Veja é triplamente desmentida: pelo delegado, pelo promotor, e pelo empresário [sobre o ex-presidente Lula ter algum envolvimento na morte do ex-prefeito de Santo André, Celso Daniel, uma mentira constantemente reciclada pela agora senadora tucana Mara Gabrilli e promotores do MP paulista, que alimentaram a imprensa mas foram desmentidos pela própria investigação da polícia civil de São Paulo].

De acordo com o El País, o empresário Ronan Maria Pinto, que seria a fonte de Marcos Valério, desmentiu a situação publicada por Veja.

Ronan afirmou que Valério mentiu para conseguir algum benefício e sair da prisão.

El País também publicou com exclusividade neste sábado uma matéria com participação do promotor Roberto Wider Filho, que segundo Veja teria recebido a delação de Valério, e enviado ao Grupo de Atuação Especial de Repressão ao Crime Organizado (Gaeco) do Ministério Público do Estado de São Paulo.

O promotor negou que Lula tivesse sido implicado.

“Na minha frente, ele [Valério] não falou isso [sobre Lula]”.

O jornalista do Diário do Centro do Mundo (DCM), Joaquim de Carvalho, entrevistou o delegado Rodrigo Pinho de Bossi, que tomou o depoimento que Veja usa na matéria.

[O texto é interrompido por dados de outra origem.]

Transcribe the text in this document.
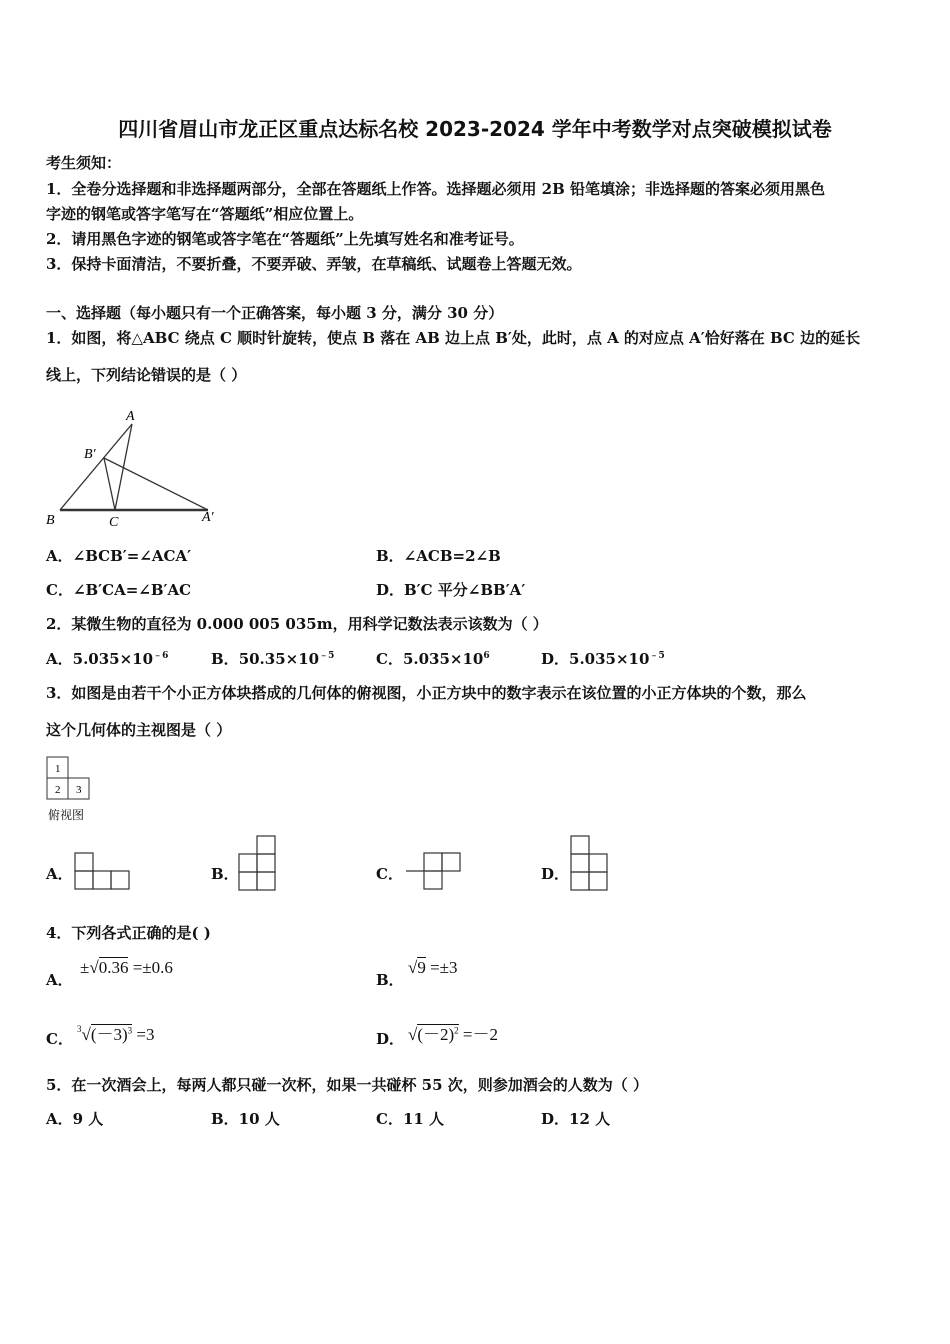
四川省眉山市龙正区重点达标名校 2023-2024 学年中考数学对点突破模拟试卷
考生须知：
1．全卷分选择题和非选择题两部分，全部在答题纸上作答。选择题必须用 2B 铅笔填涂；非选择题的答案必须用黑色
字迹的钢笔或答字笔写在“答题纸”相应位置上。
2．请用黑色字迹的钢笔或答字笔在“答题纸”上先填写姓名和准考证号。
3．保持卡面清洁，不要折叠，不要弄破、弄皱，在草稿纸、试题卷上答题无效。
一、选择题（每小题只有一个正确答案，每小题 3 分，满分 30 分）
1．如图，将△ABC 绕点 C 顺时针旋转，使点 B 落在 AB 边上点 B′处，此时，点 A 的对应点 A′恰好落在 BC 边的延长
线上，下列结论错误的是（ ）
A
B′
B	C	A′
A．∠BCB′=∠ACA′	B．∠ACB=2∠B
C．∠B′CA=∠B′AC	D．B′C 平分∠BB′A′
2．某微生物的直径为 0.000 005 035m，用科学记数法表示该数为（ ）
A．$5.035\times 10^{﹣6}$	B．$50.35\times 10^{﹣5}$	C．$5.035\times 10^6$	D．$5.035\times 10^{﹣5}$
3．如图是由若干个小正方体块搭成的几何体的俯视图，小正方块中的数字表示在该位置的小正方体块的个数，那么
这个几何体的主视图是（ ）
1
2 3
俯视图
A．	B．	C．	D．
4．下列各式正确的是( )
A．
±√0.36 =±0.6
B．
√9 =±3
C．
$^3√(-3)^3 =3$	D． $√(-2)^2 =-2$
5．在一次酒会上，每两人都只碰一次杯，如果一共碰杯 55 次，则参加酒会的人数为（ ）
A．9 人	B．10 人	C．11 人	D．12 人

O delegado Bossi, que está afastado da polícia por conta de um câncer em estágio avançado, declarou ao DCM que “Marcos Valério jamais disse ‘foi o Lula’. Ele disse que o Ronan ameaçava dizer que foi ele. São coisas completamente diferentes.”

PS do Viomundo:

A capa da Veja tem o óbvio objetivo de manter Lula preso.

É pressão sobre os ministros que ainda não votaram no STF (por enquanto, 4 a 3 pela manutenção da prisão em segunda instância).

Nossa editora Conceição Lemes, depois de entrevistar o delegado Bossi, mostrou que o delator Nilton Monteiro, que entregou o ninho tucano de Minas Gerais, foi vítima do que o policial definiu como “maior fraude processual do Brasil”.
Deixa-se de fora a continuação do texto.